We do not ignore your symptoms, not at all. We are just honest about what can be done about them. Especially what we can do.
It is not for everyone and we know that. You have every right to choose the treatment you like for the problem you have.
Our hope is that your choice is made in possession of actual facts about what treatments can and cannot do, and the great, many things that you are capable of yourself.
What I will say is this.
If you are spending a lot of money and time trying to keep feeling better.
If you are constantly being treated to just maintain where you are.

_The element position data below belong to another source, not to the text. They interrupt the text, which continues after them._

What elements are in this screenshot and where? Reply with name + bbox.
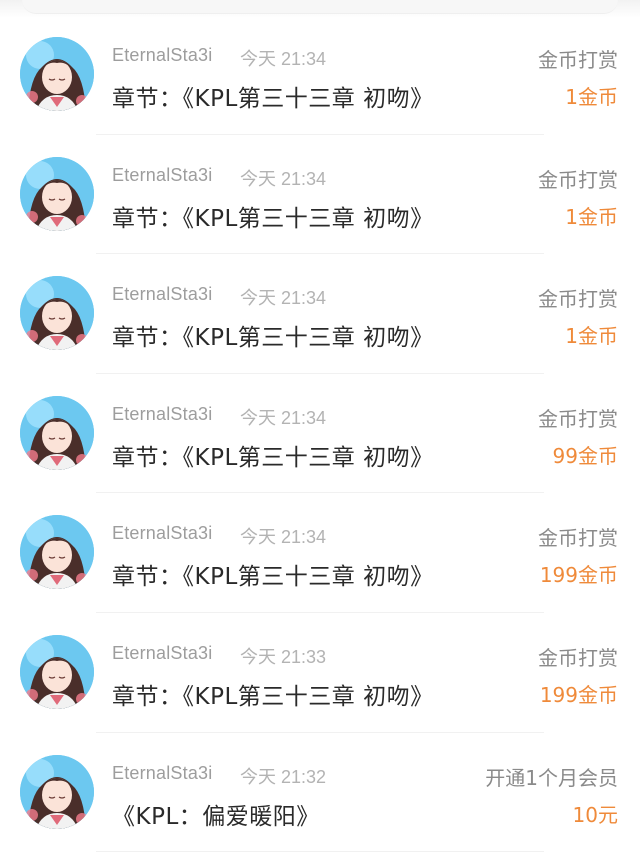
record-amount: 99金币 [552,443,618,468]
username[interactable]: EternalSta3i [112,763,212,784]
record-type: 开通1个月会员 [485,765,618,790]
list-item[interactable]: EternalSta3i 今天 21:34 章节：《KPL第三十三章 初吻》 金… [0,135,640,255]
record-type: 金币打赏 [538,287,618,312]
avatar[interactable] [20,37,94,111]
avatar[interactable] [20,395,94,470]
list-item[interactable]: EternalSta3i 今天 21:33 章节：《KPL第三十三章 初吻》 金… [0,613,640,733]
timestamp: 今天 21:34 [240,168,327,189]
record-amount: 1金币 [565,324,618,349]
reward-record-list: EternalSta3i 今天 21:34 章节：《KPL第三十三章 初吻》 金… [0,15,640,853]
timestamp: 今天 21:34 [240,288,327,309]
record-type: 金币打赏 [538,48,618,72]
avatar[interactable] [20,276,94,351]
username[interactable]: EternalSta3i [112,404,212,425]
list-item[interactable]: EternalSta3i 今天 21:34 章节：《KPL第三十三章 初吻》 金… [0,374,640,494]
record-type: 金币打赏 [538,645,618,670]
username[interactable]: EternalSta3i [112,284,212,305]
timestamp: 今天 21:34 [240,49,327,69]
timestamp: 今天 21:32 [240,766,327,787]
username[interactable]: EternalSta3i [112,165,212,186]
username[interactable]: EternalSta3i [112,643,212,664]
record-amount: 10元 [572,802,618,827]
record-type: 金币打赏 [538,167,618,192]
timestamp: 今天 21:33 [240,646,327,667]
list-item[interactable]: EternalSta3i 今天 21:34 章节：《KPL第三十三章 初吻》 金… [0,254,640,374]
record-content: 章节：《KPL第三十三章 初吻》 [112,444,434,471]
timestamp: 今天 21:34 [240,407,327,428]
record-amount: 199金币 [539,563,618,588]
record-type: 金币打赏 [538,526,618,551]
avatar[interactable] [20,515,94,590]
timestamp: 今天 21:34 [240,527,327,548]
record-content: 章节：《KPL第三十三章 初吻》 [112,683,434,710]
record-amount: 199金币 [539,682,618,707]
record-content: 章节：《KPL第三十三章 初吻》 [112,205,434,232]
record-type: 金币打赏 [538,406,618,431]
record-amount: 1金币 [565,204,618,229]
list-item[interactable]: EternalSta3i 今天 21:32 《KPL：偏爱暖阳》 开通1个月会员… [0,733,640,853]
list-item[interactable]: EternalSta3i 今天 21:34 章节：《KPL第三十三章 初吻》 金… [0,15,640,135]
record-content: 章节：《KPL第三十三章 初吻》 [112,325,434,352]
record-amount: 1金币 [565,85,618,109]
record-content: 《KPL：偏爱暖阳》 [112,803,320,830]
list-item[interactable]: EternalSta3i 今天 21:34 章节：《KPL第三十三章 初吻》 金… [0,493,640,613]
avatar[interactable] [20,156,94,231]
avatar[interactable] [20,634,94,709]
username[interactable]: EternalSta3i [112,45,212,66]
record-content: 章节：《KPL第三十三章 初吻》 [112,564,434,591]
username[interactable]: EternalSta3i [112,523,212,544]
avatar[interactable] [20,754,94,829]
divider [96,851,544,853]
record-content: 章节：《KPL第三十三章 初吻》 [112,86,434,112]
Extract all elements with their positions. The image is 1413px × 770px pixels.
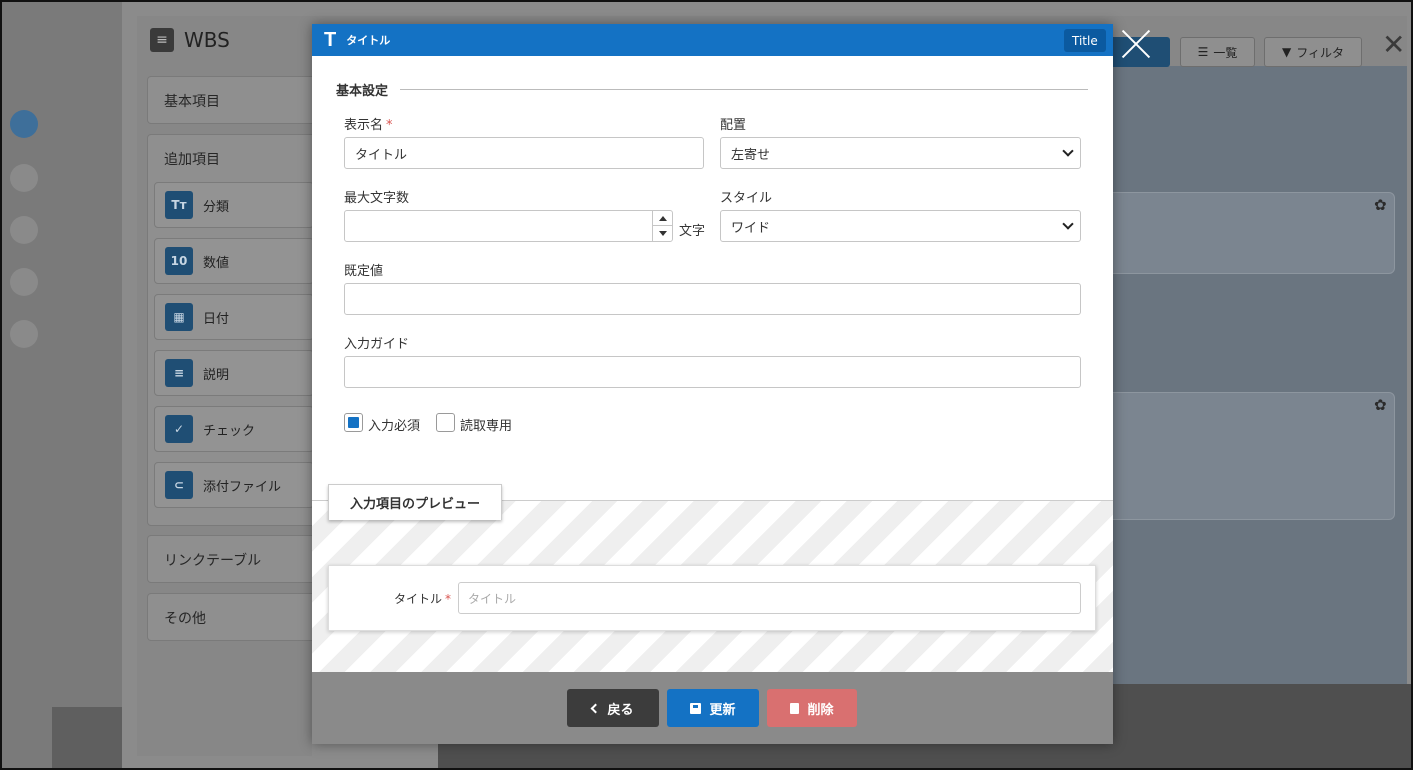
style-label: スタイル — [720, 191, 773, 206]
alignment-select[interactable]: 左寄せ — [720, 137, 1081, 169]
back-button[interactable]: 戻る — [567, 689, 659, 727]
field-type-item[interactable]: ⊂ 添付ファイル — [154, 462, 314, 508]
input-guide-input[interactable] — [344, 356, 1081, 388]
modal-header: T タイトル Title — [312, 24, 1113, 56]
global-sidebar — [2, 2, 122, 768]
section-title: 基本設定 — [336, 84, 389, 99]
bg-field-box — [1102, 392, 1395, 520]
field-type-item[interactable]: ≡ 説明 — [154, 350, 314, 396]
number-spinner[interactable] — [652, 211, 672, 241]
field-type-badge: Title — [1064, 29, 1106, 52]
default-value-label: 既定値 — [344, 264, 384, 279]
description-icon: ≡ — [165, 359, 193, 387]
nav-icon — [10, 268, 38, 296]
app-title: ≡ WBS — [150, 28, 230, 52]
calendar-icon: ▦ — [165, 303, 193, 331]
increment-icon[interactable] — [659, 216, 667, 221]
nav-icon — [10, 216, 38, 244]
update-button[interactable]: 更新 — [667, 689, 759, 727]
max-chars-unit: 文字 — [679, 224, 706, 239]
gear-icon[interactable]: ✿ — [1374, 396, 1387, 414]
filter-button[interactable]: ▼ フィルタ — [1264, 37, 1362, 67]
max-chars-input[interactable] — [344, 210, 673, 242]
modal-footer: 戻る 更新 削除 — [312, 672, 1113, 744]
modal-title: タイトル — [346, 34, 391, 47]
filter-icon: ▼ — [1282, 45, 1292, 59]
close-icon[interactable] — [1120, 28, 1152, 60]
preview-field-label: タイトル * — [393, 592, 451, 606]
default-value-input[interactable] — [344, 283, 1081, 315]
text-type-icon: Tт — [165, 191, 193, 219]
preview-title-input[interactable]: タイトル — [458, 582, 1081, 614]
palette-card-other[interactable]: その他 — [147, 593, 317, 641]
required-mark: * — [445, 592, 451, 606]
field-type-item[interactable]: Tт 分類 — [154, 182, 314, 228]
required-checkbox-label: 入力必須 — [368, 419, 421, 434]
save-icon — [690, 702, 702, 714]
preview-tab: 入力項目のプレビュー — [328, 484, 502, 520]
app-title-text: WBS — [184, 28, 230, 52]
list-button[interactable]: ☰ 一覧 — [1180, 37, 1255, 67]
palette-card-basic[interactable]: 基本項目 — [147, 76, 317, 124]
nav-icon — [10, 110, 38, 138]
number-icon: 10 — [165, 247, 193, 275]
readonly-checkbox-label: 読取専用 — [460, 419, 513, 434]
document-icon: ≡ — [150, 28, 174, 52]
readonly-checkbox[interactable] — [436, 413, 455, 432]
palette-card-link-table[interactable]: リンクテーブル — [147, 535, 317, 583]
section-divider — [400, 89, 1088, 90]
display-name-label: 表示名 * — [344, 118, 393, 133]
required-mark: * — [386, 118, 393, 133]
field-settings-modal: T タイトル Title 基本設定 表示名 * タイトル 配置 左寄せ 最大文字数 — [312, 24, 1113, 744]
screen: ≡ WBS 基本項目 追加項目 Tт 分類 10 数値 ▦ 日付 ≡ 説明 ✓ … — [0, 0, 1413, 770]
bg-close-icon[interactable]: ✕ — [1382, 28, 1405, 61]
decrement-icon[interactable] — [659, 231, 667, 236]
input-guide-label: 入力ガイド — [344, 337, 410, 352]
required-checkbox[interactable] — [344, 413, 363, 432]
chevron-left-icon — [591, 703, 601, 713]
paperclip-icon: ⊂ — [165, 471, 193, 499]
delete-button[interactable]: 削除 — [767, 689, 857, 727]
trash-icon — [790, 702, 800, 714]
style-select[interactable]: ワイド — [720, 210, 1081, 242]
display-name-input[interactable]: タイトル — [344, 137, 704, 169]
check-icon: ✓ — [165, 415, 193, 443]
preview-card: タイトル * タイトル — [328, 565, 1096, 631]
nav-icon — [10, 320, 38, 348]
alignment-label: 配置 — [720, 118, 747, 133]
gear-icon[interactable]: ✿ — [1374, 196, 1387, 214]
max-chars-label: 最大文字数 — [344, 191, 410, 206]
bg-block — [52, 707, 122, 768]
chevron-down-icon — [1062, 145, 1074, 157]
chevron-down-icon — [1062, 218, 1074, 230]
field-type-item[interactable]: ▦ 日付 — [154, 294, 314, 340]
field-type-item[interactable]: ✓ チェック — [154, 406, 314, 452]
list-icon: ☰ — [1197, 45, 1209, 59]
text-field-icon: T — [324, 28, 337, 51]
nav-icon — [10, 164, 38, 192]
field-type-item[interactable]: 10 数値 — [154, 238, 314, 284]
bg-field-box — [1102, 192, 1395, 274]
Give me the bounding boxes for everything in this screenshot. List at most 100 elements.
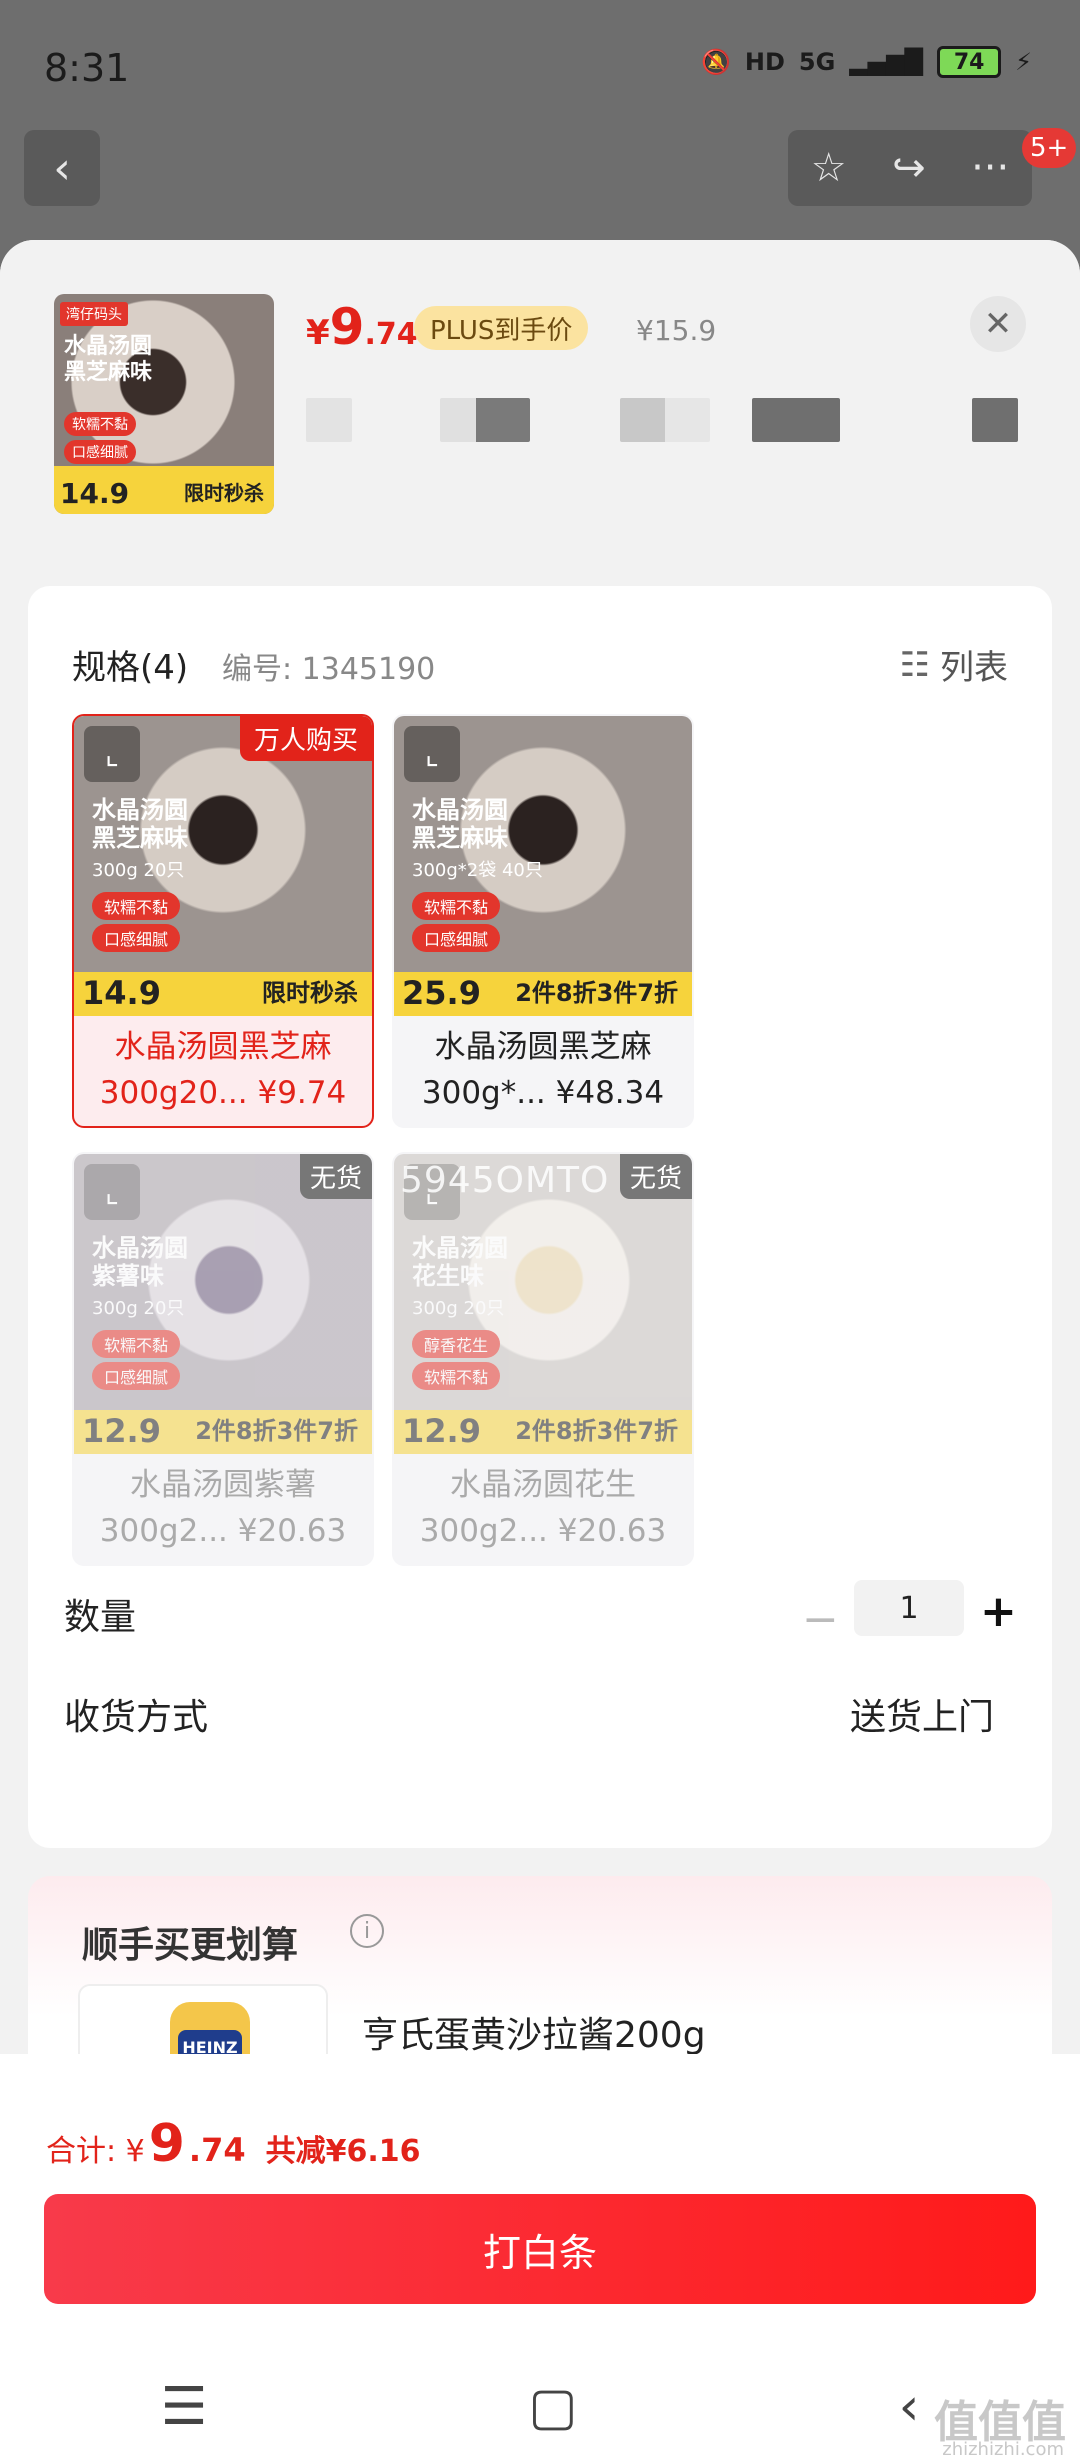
variant-est-price: 25.9 (402, 974, 481, 1012)
back-button[interactable]: ‹ (24, 130, 100, 206)
spec-selector-sheet: 湾仔码头 水晶汤圆黑芝麻味 软糯不黏 口感细腻 14.9 限时秒杀 ¥9.74 … (0, 240, 1080, 2460)
variant-tag: 软糯不黏 (412, 1362, 501, 1390)
system-nav-bar: ☰ ▢ ‹ (0, 2354, 1080, 2460)
spec-card: 规格(4) 编号: 1345190 ☷ 列表 ⌞ 水晶汤圆黑芝麻味 300g 2… (28, 586, 1052, 1848)
variant-option[interactable]: ⌞ 水晶汤圆紫薯味 300g 20只 软糯不黏 口感细腻 12.9 2件8折3件… (72, 1152, 374, 1566)
notification-badge: 5+ (1022, 128, 1077, 168)
close-icon: ✕ (983, 304, 1013, 344)
recommend-item-name[interactable]: 亨氏蛋黄沙拉酱200g (362, 2006, 706, 2058)
redacted-block (620, 398, 710, 442)
variant-image-name: 水晶汤圆花生味 (412, 1234, 508, 1290)
thumb-tag: 软糯不黏 (64, 412, 136, 436)
quantity-input[interactable]: 1 (854, 1580, 964, 1636)
total-integer: 9 (148, 2114, 185, 2174)
variant-tag: 口感细腻 (92, 1362, 181, 1390)
thumb-flash-sale: 限时秒杀 (184, 481, 264, 505)
variant-spec-price: 300g20... ¥9.74 (99, 1075, 347, 1111)
charging-icon: ⚡ (1015, 48, 1032, 76)
variant-tag: 软糯不黏 (412, 892, 501, 920)
variant-tag: 软糯不黏 (92, 892, 181, 920)
list-icon: ☷ (899, 644, 930, 685)
best-seller-badge: 万人购买 (239, 716, 372, 761)
variant-est-price: 14.9 (82, 974, 161, 1012)
variant-est-price: 12.9 (82, 1412, 161, 1450)
price-integer: 9 (329, 298, 365, 356)
checkout-bar: 合计: ¥ 9 .74 共减¥6.16 打白条 ☰ ▢ ‹ 值值值 zhizhi… (0, 2054, 1080, 2460)
bundle-recommendation: 顺手买更划算 i HEINZ 亨氏蛋黄沙拉酱200g (28, 1876, 1052, 2104)
spec-number: 编号: 1345190 (222, 652, 436, 687)
hd-icon: HD (744, 48, 785, 76)
delivery-method[interactable]: 送货上门 (850, 1688, 994, 1740)
variant-image-spec: 300g 20只 (92, 1298, 185, 1319)
variant-caption: 水晶汤圆黑芝麻 300g20... ¥9.74 (74, 1024, 372, 1116)
variant-image-spec: 300g 20只 (92, 860, 185, 881)
variant-promo: 2件8折3件7折 (515, 1417, 678, 1445)
variant-name: 水晶汤圆黑芝麻 (434, 1029, 652, 1065)
mute-icon: 🔕 (701, 48, 731, 76)
home-icon[interactable]: ▢ (528, 2377, 577, 2437)
total-label: 合计: ¥ (46, 2134, 145, 2169)
more-icon[interactable]: ··· (971, 145, 1009, 191)
current-price: ¥9.74 (306, 298, 418, 356)
nav-back-icon[interactable]: ‹ (899, 2377, 920, 2437)
variant-image: ⌞ 水晶汤圆紫薯味 300g 20只 软糯不黏 口感细腻 12.9 2件8折3件… (74, 1154, 372, 1454)
quantity-increase-button[interactable]: + (980, 1586, 1017, 1637)
thumb-tag: 口感细腻 (64, 440, 136, 464)
variant-caption: 水晶汤圆黑芝麻 300g*... ¥48.34 (394, 1024, 692, 1116)
price-decimal: .74 (364, 317, 418, 352)
variant-image-name: 水晶汤圆紫薯味 (92, 1234, 188, 1290)
total-discount: 共减¥6.16 (265, 2134, 421, 2169)
list-view-toggle[interactable]: ☷ 列表 (900, 640, 1008, 689)
variant-promo: 2件8折3件7折 (515, 979, 678, 1007)
variant-option[interactable]: ⌞ 水晶汤圆黑芝麻味 300g*2袋 40只 软糯不黏 口感细腻 25.9 2件… (392, 714, 694, 1128)
sheet-header: 湾仔码头 水晶汤圆黑芝麻味 软糯不黏 口感细腻 14.9 限时秒杀 ¥9.74 … (0, 240, 1080, 570)
variant-image-spec: 300g 20只 (412, 1298, 505, 1319)
variant-spec-price: 300g2... ¥20.63 (419, 1513, 667, 1549)
variant-tag: 口感细腻 (412, 924, 501, 952)
thumb-est-price: 14.9 (60, 477, 130, 510)
variant-tag: 醇香花生 (412, 1330, 501, 1358)
quantity-decrease-button[interactable]: − (802, 1594, 839, 1645)
original-price: ¥15.9 (636, 314, 717, 347)
menu-icon[interactable]: ☰ (161, 2377, 208, 2437)
variant-image-name: 水晶汤圆黑芝麻味 (92, 796, 188, 852)
variant-image: ⌞ 水晶汤圆黑芝麻味 300g*2袋 40只 软糯不黏 口感细腻 25.9 2件… (394, 716, 692, 1016)
variant-est-price: 12.9 (402, 1412, 481, 1450)
variant-caption: 水晶汤圆花生 300g2... ¥20.63 (394, 1462, 692, 1554)
variant-option[interactable]: ⌞ 水晶汤圆花生味 300g 20只 醇香花生 软糯不黏 12.9 2件8折3件… (392, 1152, 694, 1566)
variant-option[interactable]: ⌞ 水晶汤圆黑芝麻味 300g 20只 软糯不黏 口感细腻 14.9 限时秒杀 … (72, 714, 374, 1128)
price-currency: ¥ (306, 313, 330, 353)
delivery-label: 收货方式 (64, 1697, 209, 1738)
variant-name: 水晶汤圆花生 (450, 1467, 636, 1503)
close-button[interactable]: ✕ (970, 296, 1026, 352)
baitiao-pay-button[interactable]: 打白条 (44, 2194, 1036, 2304)
expand-icon[interactable]: ⌞ (84, 1164, 140, 1220)
status-icons: 🔕 HD 5G ▂▄▆█ 74 ⚡ (701, 46, 1032, 78)
expand-icon[interactable]: ⌞ (84, 726, 140, 782)
site-watermark-url: zhizhizhi.com (942, 2439, 1064, 2460)
image-watermark-code: 5945OMTO (400, 1160, 610, 1201)
variant-tag: 软糯不黏 (92, 1330, 181, 1358)
plus-price-badge: PLUS到手价 (414, 306, 589, 350)
redacted-block (440, 398, 530, 442)
total-decimal: .74 (188, 2131, 246, 2169)
thumb-product-name: 水晶汤圆黑芝麻味 (64, 334, 153, 385)
top-actions: ☆ ↪ ··· (788, 130, 1032, 206)
variant-name: 水晶汤圆紫薯 (130, 1467, 316, 1503)
thumb-brand: 湾仔码头 (60, 302, 128, 326)
list-view-label: 列表 (940, 648, 1008, 688)
status-bar: 8:31 🔕 HD 5G ▂▄▆█ 74 ⚡ (0, 0, 1080, 130)
redacted-block (752, 398, 840, 442)
variant-promo: 2件8折3件7折 (195, 1417, 358, 1445)
product-thumbnail[interactable]: 湾仔码头 水晶汤圆黑芝麻味 软糯不黏 口感细腻 14.9 限时秒杀 (54, 294, 274, 514)
info-icon[interactable]: i (350, 1914, 384, 1948)
variant-promo: 限时秒杀 (262, 979, 358, 1007)
signal-bars-icon: ▂▄▆█ (849, 48, 924, 76)
variant-caption: 水晶汤圆紫薯 300g2... ¥20.63 (74, 1462, 372, 1554)
recommend-title: 顺手买更划算 (82, 1925, 299, 1966)
share-icon[interactable]: ↪ (892, 145, 926, 191)
favorite-icon[interactable]: ☆ (811, 145, 847, 191)
back-icon: ‹ (53, 142, 71, 194)
redacted-block (972, 398, 1018, 442)
expand-icon[interactable]: ⌞ (404, 726, 460, 782)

If you feel like a car that needs constant “servicing”.
Then you need to GET BETTER.
Pain and Injury are significant issues that affect the quality of people’s lives.
Much of the burden of these problems has been created by treatments that don’t actually get people better. In fact many of them create patients for life – the constant need for “maintenance” to try and stay out of pain.
This is not helping anyone.
You have our promise that we will deliver the best of what is currently known to help you with your problem, even if – especially if – that means we send you to someone else.
If we get you better, we guarantee you will feel better.
The process of getting better will make you feel better.
Knowing you CAN get better will make you feel better.